Licence STAPS, 1ère année

Paroles de Kévin
recueillies par Eve Comandé, professeur EPS
UFRSTAPS de Caen (14)
Première année de Licence STAPS, polyvalence danse (L1)

Contexte

Interview de Kévin (18 ans), pratiquant gymnaste.
Au cours de cette première année, les étudiants doivent obligatoirement suivre un enseignement de polyvalence niveau 1 dans l’activité Danse.
Cet enseignement se compose de 12 leçons pratiques d’1h30 et de 12 cours magistraux théoriques de 2H. Il se termine par la présentation, à l’ensemble de la promotion, d’une chorégraphie collective.
Les étudiants s’organisent par groupes affinitaires de 4 à 6 danseurs. La chorégraphie, d’une durée d’environ 3 minutes, est composée et interprétée par eux-mêmes sur un thème de leur choix.

Paroles de Kévin

Rencontre avec Kévin, deux mois après cette expérience.

Est-ce que tu peux décrire la danse que tu as traversée ?

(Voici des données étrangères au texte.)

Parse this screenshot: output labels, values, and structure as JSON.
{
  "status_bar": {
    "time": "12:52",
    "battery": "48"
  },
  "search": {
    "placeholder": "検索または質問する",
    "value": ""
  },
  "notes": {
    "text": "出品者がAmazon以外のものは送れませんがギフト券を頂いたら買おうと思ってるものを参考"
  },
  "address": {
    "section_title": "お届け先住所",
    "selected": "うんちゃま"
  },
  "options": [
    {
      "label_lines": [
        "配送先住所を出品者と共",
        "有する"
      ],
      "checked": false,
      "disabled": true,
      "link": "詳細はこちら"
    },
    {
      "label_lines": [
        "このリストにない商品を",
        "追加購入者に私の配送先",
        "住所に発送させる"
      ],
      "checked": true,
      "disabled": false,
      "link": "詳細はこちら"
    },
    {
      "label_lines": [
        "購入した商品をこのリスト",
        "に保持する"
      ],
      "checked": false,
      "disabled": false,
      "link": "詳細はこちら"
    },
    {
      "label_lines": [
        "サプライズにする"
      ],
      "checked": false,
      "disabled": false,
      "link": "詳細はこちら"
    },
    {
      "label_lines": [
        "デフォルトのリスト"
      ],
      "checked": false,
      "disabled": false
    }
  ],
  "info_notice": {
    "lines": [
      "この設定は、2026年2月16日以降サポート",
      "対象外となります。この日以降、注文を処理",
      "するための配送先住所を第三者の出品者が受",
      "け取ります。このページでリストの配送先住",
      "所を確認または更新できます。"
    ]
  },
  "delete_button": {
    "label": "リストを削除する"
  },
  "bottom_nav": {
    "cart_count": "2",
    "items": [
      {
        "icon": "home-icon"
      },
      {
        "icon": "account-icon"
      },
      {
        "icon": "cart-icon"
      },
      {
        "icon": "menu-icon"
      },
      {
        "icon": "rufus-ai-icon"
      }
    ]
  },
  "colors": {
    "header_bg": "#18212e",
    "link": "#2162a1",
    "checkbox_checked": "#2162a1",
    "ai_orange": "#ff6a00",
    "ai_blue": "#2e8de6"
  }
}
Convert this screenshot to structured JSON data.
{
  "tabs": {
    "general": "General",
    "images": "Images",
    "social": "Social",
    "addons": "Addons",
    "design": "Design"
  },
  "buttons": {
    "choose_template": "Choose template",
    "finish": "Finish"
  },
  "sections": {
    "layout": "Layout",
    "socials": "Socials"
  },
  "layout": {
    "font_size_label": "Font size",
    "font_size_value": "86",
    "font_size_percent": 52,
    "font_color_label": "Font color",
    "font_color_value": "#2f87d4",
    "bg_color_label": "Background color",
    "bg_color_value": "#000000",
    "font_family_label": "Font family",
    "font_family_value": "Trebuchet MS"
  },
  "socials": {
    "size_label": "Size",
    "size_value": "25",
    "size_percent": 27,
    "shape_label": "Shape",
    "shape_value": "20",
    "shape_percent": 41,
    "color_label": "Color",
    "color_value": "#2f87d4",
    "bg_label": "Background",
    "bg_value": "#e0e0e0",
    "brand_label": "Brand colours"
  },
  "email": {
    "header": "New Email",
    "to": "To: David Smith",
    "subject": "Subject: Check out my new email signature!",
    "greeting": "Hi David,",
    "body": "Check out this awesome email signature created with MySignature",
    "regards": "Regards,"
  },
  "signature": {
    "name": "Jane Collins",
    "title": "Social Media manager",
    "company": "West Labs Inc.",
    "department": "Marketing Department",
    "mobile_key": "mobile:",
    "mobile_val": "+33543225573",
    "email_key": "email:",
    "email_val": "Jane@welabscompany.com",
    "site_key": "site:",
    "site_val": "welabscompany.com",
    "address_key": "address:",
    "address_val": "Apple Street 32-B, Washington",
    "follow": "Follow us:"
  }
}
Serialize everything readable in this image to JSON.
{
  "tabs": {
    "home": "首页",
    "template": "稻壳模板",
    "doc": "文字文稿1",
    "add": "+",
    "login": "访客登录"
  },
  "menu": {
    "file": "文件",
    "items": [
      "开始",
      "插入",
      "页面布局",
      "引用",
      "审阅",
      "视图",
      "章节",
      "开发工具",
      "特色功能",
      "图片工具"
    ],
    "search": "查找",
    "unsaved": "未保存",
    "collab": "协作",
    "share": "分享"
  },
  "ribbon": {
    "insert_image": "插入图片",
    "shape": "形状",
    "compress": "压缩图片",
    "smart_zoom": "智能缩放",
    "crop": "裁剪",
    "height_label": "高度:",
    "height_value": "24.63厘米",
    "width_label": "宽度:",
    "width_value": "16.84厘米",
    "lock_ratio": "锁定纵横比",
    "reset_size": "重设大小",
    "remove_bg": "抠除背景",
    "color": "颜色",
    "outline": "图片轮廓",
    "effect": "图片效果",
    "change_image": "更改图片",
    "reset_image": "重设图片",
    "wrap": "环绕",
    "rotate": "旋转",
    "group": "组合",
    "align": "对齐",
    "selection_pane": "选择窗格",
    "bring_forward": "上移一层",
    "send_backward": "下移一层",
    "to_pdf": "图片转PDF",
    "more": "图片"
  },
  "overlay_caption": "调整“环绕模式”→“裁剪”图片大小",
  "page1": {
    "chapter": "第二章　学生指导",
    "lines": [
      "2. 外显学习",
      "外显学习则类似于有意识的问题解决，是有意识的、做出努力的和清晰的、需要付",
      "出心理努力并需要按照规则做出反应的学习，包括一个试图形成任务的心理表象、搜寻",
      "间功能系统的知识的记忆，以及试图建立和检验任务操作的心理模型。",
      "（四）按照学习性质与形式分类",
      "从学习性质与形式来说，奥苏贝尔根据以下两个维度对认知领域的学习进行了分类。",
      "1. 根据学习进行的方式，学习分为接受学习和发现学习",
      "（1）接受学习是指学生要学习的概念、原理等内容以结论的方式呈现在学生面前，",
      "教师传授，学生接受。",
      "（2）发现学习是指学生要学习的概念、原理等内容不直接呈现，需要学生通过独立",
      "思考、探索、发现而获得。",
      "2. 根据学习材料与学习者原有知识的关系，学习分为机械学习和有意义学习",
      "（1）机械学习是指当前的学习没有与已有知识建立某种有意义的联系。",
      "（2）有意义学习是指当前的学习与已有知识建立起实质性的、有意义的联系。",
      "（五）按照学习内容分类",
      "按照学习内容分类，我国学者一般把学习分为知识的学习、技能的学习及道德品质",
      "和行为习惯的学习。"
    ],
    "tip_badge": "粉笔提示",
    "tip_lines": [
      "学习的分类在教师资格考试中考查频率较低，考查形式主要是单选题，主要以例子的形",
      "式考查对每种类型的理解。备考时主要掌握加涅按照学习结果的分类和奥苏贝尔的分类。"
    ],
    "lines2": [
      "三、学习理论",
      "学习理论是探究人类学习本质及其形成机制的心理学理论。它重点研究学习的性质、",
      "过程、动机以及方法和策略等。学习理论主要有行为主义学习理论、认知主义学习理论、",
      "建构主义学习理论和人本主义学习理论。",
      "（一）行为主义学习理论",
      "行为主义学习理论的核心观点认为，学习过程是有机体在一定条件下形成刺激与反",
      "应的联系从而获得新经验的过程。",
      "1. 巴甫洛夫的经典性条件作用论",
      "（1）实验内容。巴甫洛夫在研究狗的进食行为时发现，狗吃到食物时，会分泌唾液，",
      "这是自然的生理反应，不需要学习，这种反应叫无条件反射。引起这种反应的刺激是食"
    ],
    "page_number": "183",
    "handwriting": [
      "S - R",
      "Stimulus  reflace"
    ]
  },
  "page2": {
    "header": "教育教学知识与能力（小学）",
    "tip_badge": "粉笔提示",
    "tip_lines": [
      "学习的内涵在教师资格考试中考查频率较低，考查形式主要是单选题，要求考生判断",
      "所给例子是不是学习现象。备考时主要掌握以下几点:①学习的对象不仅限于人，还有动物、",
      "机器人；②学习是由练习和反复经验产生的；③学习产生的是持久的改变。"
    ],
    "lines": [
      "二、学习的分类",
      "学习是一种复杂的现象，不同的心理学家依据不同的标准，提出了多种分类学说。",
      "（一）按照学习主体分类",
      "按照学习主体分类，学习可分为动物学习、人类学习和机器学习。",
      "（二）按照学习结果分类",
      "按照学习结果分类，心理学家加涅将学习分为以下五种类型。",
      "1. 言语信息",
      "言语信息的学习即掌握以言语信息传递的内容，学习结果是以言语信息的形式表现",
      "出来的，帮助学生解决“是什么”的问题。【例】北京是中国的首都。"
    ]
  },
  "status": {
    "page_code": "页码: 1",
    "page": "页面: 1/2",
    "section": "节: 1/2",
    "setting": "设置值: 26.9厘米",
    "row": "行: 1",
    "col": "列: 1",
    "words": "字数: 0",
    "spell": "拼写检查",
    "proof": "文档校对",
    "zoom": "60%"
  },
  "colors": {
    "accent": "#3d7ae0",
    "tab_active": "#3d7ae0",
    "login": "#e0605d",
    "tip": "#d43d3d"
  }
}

Moi j’aurais dit que c’est plutôt de l’expression corporelle, l’expression de
sentiments avec des mouvements, montrer son énergie… Pas vraiment de la
danse comme on pouvait l’imaginer. Je me représentais la danse comme
une activité plus structurée, moins libre, avec des mouvements spécifiques…
avec quelque chose de donné à recopier. Je pensais que si on faisait un
faux pas ça allait se voir. J’ai été surpris par l’espace de liberté, on peut
facilement se libérer, il y a la place à l’improvisation. On en a beaucoup parlé
entre nous et on avait tous l’impression de faire plutôt de l’expression
corporelle.

Comment l’as-tu vécue ?

Je suis tombé dans un groupe de garçons, aussi je pensais qu’on allait être
cloués sur le sol, qu’on n’arriverait pas à se détacher de l’idée qu’on avait de
la danse. Quand on a appris qu’on allait faire « danse », nous les garçons,
ça nous a fait un peu peur, on ne savait pas trop au début… c’était un peu
drôle. Et puis non, ça passe facilement, on se met facilement dedans. C’était
plutôt agréable, on a passé de bons moments.
Je suis étonné d’avoir dansé comme j’ai pu le faire, j’ai appris que je pouvais
faire des choses que je ne me croyais pas capable de faire. J’ai appris à ne
pas réfléchir, à ne pas me demander si j’allais être ridicule, à faire comme je
sentais. En cours, on n’est pas retenu. Selon les situations, on n’est pas
nécessairement sous le regard des autres, on est là pour apprendre et ça
ne m’a pas gêné de faire des choses… quand même peu classiques !
Au début, quand on a su qu’on aurait à composer une chorégraphie, on pensait qu’on allait avoir du mal, on ne pensait pas qu’on pouvait construire une chorégraphie aussi simplement. On était quatre, on a fonctionné tous ensemble et en fait ça s’est super bien passé ! On est parti d’un petit truc et on a construit un bout chacun et on est arrivé à un résultat pas mal ! ça a plu ce qu’on a proposé, même les garçons ont apprécié ! Personne n’imaginait qu’on pouvait faire des trucs comme ça. On a choisi de danser sans musique même si ça nous inquiétait un peu au début. On pensait que c’était un pari risqué : ça peut plaire beaucoup ou pas du tout. On est allé crescendo avec des bruits, de la voix, puis on est revenu au calme pour danser à l’unisson. C’est agréable de créer une chorégraphie. C’est dur de la démarrer et puis quand on la réalise, on est satisfait… on est un peu fier de nous.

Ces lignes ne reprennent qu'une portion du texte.